Co-simulation : améliorer son empreinte numérique et les temps de calcul grâce à la réduction de données !

Publié par Luisa Silva, le 28 juin 2024   680

Les logiciels de simulation numérique représentent des outils de haute-fidélité essentiels pour l'optimisation de la conception et le prototypage virtuel. Par exemple, un ingénieur peut utiliser ces logiciels pour simuler un nouveau concept d'aile d'avion, analysant ses performances aérodynamiques avant même la construction d'un prototype physique. Une telle simulation peut exiger des heures, voire des jours, de calcul intensif et consommer plusieurs gigaoctets de mémoire, mettant en lumière les importants défis liés à la gestion des ressources informatiques.

Bien que la simulation génère d'importantes quantités de données, souvent, seuls de petits extraits, correspondant à des indicateurs spécifiques, tels que les coefficients de portance et de traînée aérodynamique, sont utilisés par les ingénieurs afin de valider un nouveau concept. Le reste des données, bien que potentiellement utiles, est généralement ignoré ou archivé sans réutilisation future. Ce phénomène est encore plus marqué dans des domaines comme la mécanique des fluides non newtoniens (ou fluides complexes). Ces fluides, contrairement aux fluides newtoniens, ne présentent pas une relation linéaire constante entre la contrainte appliquée et la déformation subie, rendant leurs modélisations particulièrement gourmandes en calculs. Aujourd'hui, la mécanique des fluides numérique appliquée aux fluides non newtoniens joue un rôle significatif dans l'étude du comportement des fluides complexes, avec des applications dans plusieurs domaines industriels, allant de la fabrication de matériaux plastiques au cosmétique et à la bio-ingénierie.

Comment tirer profit des données produites chaque jour par l'industrie de la simulation? La réponse pourrait résider dans la réutilisation de ces données pour construire une base de connaissances, permettant des simulations futures plus rapides et plus intelligentes. La donnée simulée, ou donnée synthétique est vue par beaucoup de scientifiques de premier plan comme l'avenir pour entraîner les générations futures d'intelligence artificielle. Par exemple, des chercheurs en robotique utilisent des données simulées pour entraîner des modèles qui apprennent à naviguer dans des environnements virtuels avant de les appliquer au monde réel.

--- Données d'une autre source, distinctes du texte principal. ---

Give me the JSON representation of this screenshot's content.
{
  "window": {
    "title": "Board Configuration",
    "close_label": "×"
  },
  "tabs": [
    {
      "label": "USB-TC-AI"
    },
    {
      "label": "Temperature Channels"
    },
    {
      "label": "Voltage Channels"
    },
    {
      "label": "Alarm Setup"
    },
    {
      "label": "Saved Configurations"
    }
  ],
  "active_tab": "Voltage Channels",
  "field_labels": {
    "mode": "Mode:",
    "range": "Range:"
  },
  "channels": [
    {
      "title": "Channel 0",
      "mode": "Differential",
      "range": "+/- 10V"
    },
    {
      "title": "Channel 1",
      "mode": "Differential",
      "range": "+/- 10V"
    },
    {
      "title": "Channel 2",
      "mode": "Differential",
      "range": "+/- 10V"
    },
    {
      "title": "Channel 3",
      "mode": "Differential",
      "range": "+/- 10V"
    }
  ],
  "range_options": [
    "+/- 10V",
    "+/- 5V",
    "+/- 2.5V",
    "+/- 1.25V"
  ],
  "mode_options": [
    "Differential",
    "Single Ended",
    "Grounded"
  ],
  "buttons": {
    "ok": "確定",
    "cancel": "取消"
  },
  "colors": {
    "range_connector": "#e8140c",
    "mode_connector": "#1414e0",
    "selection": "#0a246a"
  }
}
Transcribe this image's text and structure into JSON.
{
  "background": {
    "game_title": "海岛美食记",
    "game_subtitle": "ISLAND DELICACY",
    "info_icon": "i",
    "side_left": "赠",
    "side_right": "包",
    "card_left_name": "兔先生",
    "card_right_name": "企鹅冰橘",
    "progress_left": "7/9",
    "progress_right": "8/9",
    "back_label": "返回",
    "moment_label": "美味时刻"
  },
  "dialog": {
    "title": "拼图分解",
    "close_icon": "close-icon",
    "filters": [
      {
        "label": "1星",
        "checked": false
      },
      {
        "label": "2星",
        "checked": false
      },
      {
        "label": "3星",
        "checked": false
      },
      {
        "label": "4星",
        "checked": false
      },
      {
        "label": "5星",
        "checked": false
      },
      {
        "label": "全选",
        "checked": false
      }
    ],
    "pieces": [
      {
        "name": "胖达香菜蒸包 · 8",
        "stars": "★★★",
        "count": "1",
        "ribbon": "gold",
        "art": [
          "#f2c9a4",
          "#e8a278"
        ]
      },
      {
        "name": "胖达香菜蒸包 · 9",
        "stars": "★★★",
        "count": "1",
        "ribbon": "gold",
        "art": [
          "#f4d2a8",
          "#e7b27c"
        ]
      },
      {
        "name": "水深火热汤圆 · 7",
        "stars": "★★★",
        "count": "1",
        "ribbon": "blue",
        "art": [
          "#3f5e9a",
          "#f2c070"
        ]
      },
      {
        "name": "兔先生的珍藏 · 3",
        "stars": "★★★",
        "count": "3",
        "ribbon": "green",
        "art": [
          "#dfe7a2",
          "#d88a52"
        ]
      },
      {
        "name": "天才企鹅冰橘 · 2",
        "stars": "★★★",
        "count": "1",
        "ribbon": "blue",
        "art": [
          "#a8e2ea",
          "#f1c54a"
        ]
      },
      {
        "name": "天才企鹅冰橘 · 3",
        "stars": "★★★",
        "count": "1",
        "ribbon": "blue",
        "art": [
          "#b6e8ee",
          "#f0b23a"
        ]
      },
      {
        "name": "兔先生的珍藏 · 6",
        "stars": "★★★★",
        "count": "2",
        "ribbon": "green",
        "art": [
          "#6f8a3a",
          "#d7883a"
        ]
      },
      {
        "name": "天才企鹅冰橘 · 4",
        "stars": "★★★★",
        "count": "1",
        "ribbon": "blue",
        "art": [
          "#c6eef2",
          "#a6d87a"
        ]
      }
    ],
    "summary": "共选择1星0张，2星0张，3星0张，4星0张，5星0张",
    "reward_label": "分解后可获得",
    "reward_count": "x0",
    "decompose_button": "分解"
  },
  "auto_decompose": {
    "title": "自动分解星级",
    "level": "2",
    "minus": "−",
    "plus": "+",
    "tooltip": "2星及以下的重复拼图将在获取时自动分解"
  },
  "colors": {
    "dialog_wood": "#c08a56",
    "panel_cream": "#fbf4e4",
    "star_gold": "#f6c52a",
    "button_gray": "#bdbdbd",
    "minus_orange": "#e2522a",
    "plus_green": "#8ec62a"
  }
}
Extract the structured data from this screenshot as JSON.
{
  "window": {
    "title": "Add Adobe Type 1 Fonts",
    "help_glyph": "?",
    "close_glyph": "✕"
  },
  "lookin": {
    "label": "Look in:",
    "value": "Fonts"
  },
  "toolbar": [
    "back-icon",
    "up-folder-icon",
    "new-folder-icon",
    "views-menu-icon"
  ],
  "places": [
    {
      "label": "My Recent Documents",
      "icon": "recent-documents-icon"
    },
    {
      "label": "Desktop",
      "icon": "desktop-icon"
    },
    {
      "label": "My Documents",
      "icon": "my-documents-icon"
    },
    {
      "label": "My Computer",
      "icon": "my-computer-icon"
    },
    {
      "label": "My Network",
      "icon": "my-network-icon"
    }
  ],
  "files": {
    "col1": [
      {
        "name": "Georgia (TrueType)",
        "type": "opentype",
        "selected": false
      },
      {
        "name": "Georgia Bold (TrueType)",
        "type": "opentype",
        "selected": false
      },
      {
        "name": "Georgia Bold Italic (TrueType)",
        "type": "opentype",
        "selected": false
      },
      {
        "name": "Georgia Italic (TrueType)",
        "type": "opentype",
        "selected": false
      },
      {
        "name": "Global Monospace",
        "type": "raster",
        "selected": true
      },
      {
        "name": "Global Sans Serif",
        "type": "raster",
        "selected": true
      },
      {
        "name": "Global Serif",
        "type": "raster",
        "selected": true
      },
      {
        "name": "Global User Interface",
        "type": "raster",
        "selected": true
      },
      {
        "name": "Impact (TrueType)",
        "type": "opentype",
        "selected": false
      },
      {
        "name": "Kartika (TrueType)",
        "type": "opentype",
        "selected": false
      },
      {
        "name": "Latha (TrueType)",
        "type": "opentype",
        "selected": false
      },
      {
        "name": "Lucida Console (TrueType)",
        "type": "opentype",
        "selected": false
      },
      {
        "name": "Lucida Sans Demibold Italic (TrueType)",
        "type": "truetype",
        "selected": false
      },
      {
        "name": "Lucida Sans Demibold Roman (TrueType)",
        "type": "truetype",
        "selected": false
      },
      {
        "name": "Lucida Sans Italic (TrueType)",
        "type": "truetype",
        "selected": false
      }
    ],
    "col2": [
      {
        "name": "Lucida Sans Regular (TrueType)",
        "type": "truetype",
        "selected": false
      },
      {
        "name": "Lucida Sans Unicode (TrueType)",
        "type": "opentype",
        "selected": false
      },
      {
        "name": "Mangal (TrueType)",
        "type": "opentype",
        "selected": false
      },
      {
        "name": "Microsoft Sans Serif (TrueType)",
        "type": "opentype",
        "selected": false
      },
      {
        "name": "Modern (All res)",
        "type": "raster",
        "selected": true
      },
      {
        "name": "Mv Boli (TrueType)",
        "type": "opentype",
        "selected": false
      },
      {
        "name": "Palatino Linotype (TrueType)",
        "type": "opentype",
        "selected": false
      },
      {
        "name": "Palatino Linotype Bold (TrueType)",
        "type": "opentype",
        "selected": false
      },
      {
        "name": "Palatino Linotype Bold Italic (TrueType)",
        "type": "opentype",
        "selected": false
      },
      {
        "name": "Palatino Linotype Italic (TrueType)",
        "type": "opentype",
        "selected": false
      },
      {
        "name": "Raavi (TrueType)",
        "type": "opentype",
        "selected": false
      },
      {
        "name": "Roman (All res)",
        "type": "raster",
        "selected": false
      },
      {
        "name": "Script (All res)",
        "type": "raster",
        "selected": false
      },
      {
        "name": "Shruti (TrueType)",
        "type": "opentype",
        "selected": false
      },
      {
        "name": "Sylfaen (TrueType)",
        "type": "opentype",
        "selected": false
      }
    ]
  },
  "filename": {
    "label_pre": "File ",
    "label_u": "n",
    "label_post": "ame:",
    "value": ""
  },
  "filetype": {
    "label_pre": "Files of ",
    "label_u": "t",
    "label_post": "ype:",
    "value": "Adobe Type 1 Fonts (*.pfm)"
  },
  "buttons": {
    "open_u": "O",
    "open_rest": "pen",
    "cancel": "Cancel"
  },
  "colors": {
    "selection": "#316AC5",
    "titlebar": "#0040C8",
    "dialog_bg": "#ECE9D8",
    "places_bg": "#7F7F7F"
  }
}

Les travaux de thèse de Manisha Chetry, soutenus en 2023, ont porté sur le développement d'algorithmes avancés pour l'analyse de données provenant de modèles de simulation de haute performance. Ces algorithmes visent à extraire et à formuler de nouveaux modèles à la fois performants et réactifs, en exploitant de vastes volumes de données générées par des logiciels de simulation de pointe. Cette innovation pourrait révolutionner les outils d'aide à la décision utilisés dans les domaines de la conception, de la surveillance et du contrôle en ingénierie. En améliorant l'utilisation des bases de données historiques, son approche promet de produire des données de simulation de haute qualité tout en réduisant les délais et les coûts associés aux simulations de haute performance.

Des techniques de réduction de modèles ont été utilisées pour simplifier les simulations complexes dans le domaine de la mécanique des fluides non newtoniens. Ces techniques analysent de grandes quantités de données pour en extraire leur structure sous-jacente et réduire leur complexité intrinsèque, permettant de limiter la recherche de solutions à de nouveaux problèmes à des espaces de faible dimension. Ce processus rend possible la réalisation de simulations qui nécessitaient auparavant des jours en seulement quelques millisecondes, optimisant ainsi l'utilisation des données historiques pour des simulations plus rapides et moins coûteuses en ressources.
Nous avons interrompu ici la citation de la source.